Los perros gimotearon. No quería mirarlos para no desconcentrarse. Ella contaba con que se pusiesen en pie y distrajesen al intruso. Una sombra se introdujo en el despacho. Avanzó un pie y se dispuso a dar el golpe definitivo, impulsada por la fuerza que le daba el miedo.
—¡Cristina! —La voz rota, desgarrada, de Bruno la dejó paralizada—. Cris, Dios mío, Cris, dime que no te ha ocurrido nada. ¡Contesta!
Le respondió con un sollozo entrecortado. Bajó el palo, lo apoyó contra la pared y salió de detrás de la puerta. Luego encendió la luz.
Un grito de horror se escapó de su interior. Bruno apenas podía mantenerse en pie. Estaba plantado en el centro de la habitación, sujeto a un lateral del sofá con una mano y con la otra sostenía la camisa arrebujada apretada contra su costado. La sangre se escurría e iba cayendo gota a gota al suelo hasta quedar absorbida por la gruesa alfombra. Su rostro, empapado por una mezcla de sudor, lágrimas y la sangre que manaba de su ceja izquierda, mostraba los signos del horror vivido.
—Bruno, Bruno —gimió echándose contra él, sujetándole por la cintura.
—No, no, Cris, no aprietes. Mierda, mierda. Me muero de dolor.
Le sostuvo entre sus brazos, temiendo que se desmayase allí mismo. Le condujo al sofá, donde le recostó. Hincó las rodillas en el suelo y se inclinó sobre su vientre, abrazándole, llorando y gimiendo sin parar, sin importarle sus quejidos. Los perros se acercaron. Cara lamió su rostro, intentando limpiar las heridas. Zar lloriqueaba a sus pies. Cristina los apartó con delicadeza. Habían sido los mejores compañeros.
Bruno, obviando el dolor intenso que le atravesaba, acarició la cabeza de Cristina. La veía por un ojo, pues el otro lo tenía medio cerrado por la tumefacción. Si aquel loco que tenía atado en el taller le hubiera hecho daño a ella, lo mataría con sus manos.
Las lágrimas le quemaban la cara y le abrasaban las mejillas heridas por los golpes. No podía hablar, solo permanecer abrazado a ella, uniendo el temblor de su cuerpo a las convulsiones del de su amada.

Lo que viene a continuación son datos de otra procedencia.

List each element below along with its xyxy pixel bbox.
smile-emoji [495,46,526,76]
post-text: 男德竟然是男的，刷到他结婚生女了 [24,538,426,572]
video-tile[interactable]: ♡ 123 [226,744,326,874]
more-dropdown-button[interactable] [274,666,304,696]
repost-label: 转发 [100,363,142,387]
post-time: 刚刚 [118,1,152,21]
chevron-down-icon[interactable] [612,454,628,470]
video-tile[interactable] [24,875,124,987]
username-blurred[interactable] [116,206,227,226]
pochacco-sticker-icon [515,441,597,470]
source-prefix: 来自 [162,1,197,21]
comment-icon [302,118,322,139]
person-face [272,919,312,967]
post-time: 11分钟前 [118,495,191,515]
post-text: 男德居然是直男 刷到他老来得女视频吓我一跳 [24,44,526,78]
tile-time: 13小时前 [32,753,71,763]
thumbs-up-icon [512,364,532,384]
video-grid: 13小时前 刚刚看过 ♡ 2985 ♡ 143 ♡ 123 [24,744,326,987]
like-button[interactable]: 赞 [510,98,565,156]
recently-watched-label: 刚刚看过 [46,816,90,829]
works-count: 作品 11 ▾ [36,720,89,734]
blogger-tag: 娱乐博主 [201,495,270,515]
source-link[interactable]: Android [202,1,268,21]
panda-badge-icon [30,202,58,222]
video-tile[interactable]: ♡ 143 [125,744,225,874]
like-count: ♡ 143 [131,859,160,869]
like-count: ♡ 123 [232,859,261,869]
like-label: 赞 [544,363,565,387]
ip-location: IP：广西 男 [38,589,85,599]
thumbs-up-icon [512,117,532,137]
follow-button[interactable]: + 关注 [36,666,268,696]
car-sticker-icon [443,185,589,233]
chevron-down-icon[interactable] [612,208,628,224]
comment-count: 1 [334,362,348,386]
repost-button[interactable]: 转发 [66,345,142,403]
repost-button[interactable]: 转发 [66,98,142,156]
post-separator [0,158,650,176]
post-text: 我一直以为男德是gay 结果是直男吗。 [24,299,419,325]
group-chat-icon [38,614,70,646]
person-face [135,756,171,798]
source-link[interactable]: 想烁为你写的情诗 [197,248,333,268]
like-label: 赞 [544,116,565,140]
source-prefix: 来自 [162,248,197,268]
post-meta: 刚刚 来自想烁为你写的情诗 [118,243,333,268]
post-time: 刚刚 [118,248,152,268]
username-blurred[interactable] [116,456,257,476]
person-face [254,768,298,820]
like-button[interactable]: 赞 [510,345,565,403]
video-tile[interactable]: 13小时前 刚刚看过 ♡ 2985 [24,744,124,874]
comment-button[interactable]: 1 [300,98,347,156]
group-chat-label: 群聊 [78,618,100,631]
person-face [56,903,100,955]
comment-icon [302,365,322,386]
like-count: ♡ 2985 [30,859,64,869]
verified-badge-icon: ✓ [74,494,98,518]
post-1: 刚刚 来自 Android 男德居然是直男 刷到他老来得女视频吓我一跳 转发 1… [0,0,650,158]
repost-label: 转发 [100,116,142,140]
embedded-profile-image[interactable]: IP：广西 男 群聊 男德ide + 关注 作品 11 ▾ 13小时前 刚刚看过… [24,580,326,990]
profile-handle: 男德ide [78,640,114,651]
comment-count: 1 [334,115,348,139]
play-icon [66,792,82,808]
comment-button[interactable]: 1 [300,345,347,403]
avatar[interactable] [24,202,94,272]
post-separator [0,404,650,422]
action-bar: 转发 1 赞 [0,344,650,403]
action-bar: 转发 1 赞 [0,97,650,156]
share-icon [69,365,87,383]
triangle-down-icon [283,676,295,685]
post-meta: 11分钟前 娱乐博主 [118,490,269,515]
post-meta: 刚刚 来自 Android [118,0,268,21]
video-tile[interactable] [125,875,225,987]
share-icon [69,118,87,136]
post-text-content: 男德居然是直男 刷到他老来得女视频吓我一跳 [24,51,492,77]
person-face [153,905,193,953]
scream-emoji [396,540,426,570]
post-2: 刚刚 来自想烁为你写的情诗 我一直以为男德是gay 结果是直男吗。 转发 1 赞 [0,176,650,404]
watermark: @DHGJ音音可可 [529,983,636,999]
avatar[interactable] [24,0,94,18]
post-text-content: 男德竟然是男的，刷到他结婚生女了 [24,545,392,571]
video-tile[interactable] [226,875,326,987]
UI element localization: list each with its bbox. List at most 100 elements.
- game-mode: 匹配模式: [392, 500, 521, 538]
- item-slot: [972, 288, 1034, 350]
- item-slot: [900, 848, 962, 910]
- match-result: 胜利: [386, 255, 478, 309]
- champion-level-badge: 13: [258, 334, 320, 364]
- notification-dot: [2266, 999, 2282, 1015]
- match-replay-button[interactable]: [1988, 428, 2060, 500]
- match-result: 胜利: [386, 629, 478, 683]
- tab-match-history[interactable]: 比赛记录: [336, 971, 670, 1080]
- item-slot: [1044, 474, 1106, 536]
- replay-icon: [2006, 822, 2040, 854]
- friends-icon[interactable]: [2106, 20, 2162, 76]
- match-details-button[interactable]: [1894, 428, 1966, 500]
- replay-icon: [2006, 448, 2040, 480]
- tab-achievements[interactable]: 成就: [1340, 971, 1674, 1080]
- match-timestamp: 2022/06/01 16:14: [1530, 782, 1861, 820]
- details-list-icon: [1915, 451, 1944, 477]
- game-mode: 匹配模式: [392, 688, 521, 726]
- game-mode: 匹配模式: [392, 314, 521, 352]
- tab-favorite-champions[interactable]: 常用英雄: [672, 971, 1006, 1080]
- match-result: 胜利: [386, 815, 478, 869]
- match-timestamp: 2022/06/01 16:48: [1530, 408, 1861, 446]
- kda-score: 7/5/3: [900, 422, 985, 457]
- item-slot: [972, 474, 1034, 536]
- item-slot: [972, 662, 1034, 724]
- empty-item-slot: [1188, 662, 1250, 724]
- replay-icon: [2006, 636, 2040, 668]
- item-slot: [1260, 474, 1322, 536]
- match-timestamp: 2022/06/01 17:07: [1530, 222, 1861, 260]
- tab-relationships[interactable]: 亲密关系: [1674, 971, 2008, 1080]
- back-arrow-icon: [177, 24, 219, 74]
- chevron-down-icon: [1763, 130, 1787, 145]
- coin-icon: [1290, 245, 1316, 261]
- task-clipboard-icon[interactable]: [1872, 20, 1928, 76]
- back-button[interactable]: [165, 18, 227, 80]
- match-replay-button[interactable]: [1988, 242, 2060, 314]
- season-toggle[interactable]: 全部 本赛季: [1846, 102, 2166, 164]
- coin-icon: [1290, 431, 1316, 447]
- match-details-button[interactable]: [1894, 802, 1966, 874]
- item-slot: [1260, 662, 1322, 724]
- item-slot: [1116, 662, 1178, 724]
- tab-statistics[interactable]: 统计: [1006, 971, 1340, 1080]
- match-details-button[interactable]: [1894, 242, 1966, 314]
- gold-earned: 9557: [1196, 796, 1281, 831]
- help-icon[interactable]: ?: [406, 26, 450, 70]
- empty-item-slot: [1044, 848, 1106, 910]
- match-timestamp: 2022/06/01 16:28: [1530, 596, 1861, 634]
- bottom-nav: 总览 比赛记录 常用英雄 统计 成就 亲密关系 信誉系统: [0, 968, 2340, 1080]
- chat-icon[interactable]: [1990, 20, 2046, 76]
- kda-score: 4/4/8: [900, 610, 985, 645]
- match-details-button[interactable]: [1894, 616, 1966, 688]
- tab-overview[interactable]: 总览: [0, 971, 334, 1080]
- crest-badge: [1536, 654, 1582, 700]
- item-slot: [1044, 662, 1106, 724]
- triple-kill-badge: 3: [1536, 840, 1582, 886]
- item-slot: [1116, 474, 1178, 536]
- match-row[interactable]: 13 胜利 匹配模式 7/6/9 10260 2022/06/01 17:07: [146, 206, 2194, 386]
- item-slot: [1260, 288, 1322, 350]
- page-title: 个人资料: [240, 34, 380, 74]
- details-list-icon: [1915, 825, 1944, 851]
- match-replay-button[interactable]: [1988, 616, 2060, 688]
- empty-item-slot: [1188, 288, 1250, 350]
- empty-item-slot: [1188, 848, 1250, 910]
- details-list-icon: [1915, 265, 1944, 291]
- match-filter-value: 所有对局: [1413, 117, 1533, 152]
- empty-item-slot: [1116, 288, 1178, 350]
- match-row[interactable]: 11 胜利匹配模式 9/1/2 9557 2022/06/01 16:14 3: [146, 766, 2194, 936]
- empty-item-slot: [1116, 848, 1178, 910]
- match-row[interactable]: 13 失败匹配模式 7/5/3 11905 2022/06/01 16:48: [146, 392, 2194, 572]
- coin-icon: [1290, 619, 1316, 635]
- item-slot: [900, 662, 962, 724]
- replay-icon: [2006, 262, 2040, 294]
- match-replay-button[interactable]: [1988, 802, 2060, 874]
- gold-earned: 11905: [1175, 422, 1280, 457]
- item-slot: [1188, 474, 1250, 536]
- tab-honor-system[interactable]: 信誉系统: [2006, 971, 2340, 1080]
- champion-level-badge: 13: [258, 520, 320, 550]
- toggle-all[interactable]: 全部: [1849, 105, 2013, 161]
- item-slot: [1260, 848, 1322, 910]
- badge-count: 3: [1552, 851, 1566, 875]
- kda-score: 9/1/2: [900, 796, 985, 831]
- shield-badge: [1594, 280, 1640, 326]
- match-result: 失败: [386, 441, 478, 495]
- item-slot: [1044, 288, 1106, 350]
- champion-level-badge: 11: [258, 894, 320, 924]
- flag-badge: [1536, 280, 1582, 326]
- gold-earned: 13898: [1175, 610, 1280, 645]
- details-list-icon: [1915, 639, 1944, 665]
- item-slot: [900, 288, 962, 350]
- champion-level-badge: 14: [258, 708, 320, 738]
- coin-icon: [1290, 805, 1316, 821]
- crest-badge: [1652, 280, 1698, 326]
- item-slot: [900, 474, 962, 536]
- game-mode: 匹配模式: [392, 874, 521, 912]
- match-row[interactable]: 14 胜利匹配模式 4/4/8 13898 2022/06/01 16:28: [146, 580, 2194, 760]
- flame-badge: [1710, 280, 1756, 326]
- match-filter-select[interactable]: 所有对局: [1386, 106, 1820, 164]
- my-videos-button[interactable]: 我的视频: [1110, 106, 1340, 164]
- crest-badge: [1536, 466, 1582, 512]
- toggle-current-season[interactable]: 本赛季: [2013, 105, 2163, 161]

Sonaron golpes. Cristina se deshizo del abrazo y salió. Abrió la puerta de la casa. Las luces azules relucían en la negrura de la noche. Varios hombres la miraban. Uno avanzó y se abrazó a él. Era Yuste, que la sostuvo. Cristina lloró imparable sobre la guerrera del guardia civil. Él la consoló.
—Lo tenemos, Yuste. Lo tenemos. Bruno está muy mal. Sangra por todas partes.
—¿Y el asesino?
Ella lloró y rio a un tiempo.
—Según Bruno, mucho peor.
Alguien habló de pedir una ambulancia.
Ella cogió a su amigo de la mano y entraron. Sobre el sofá, un Bruno malherido, casi muerto, sonreía satisfecho con el rostro crispado por el dolor.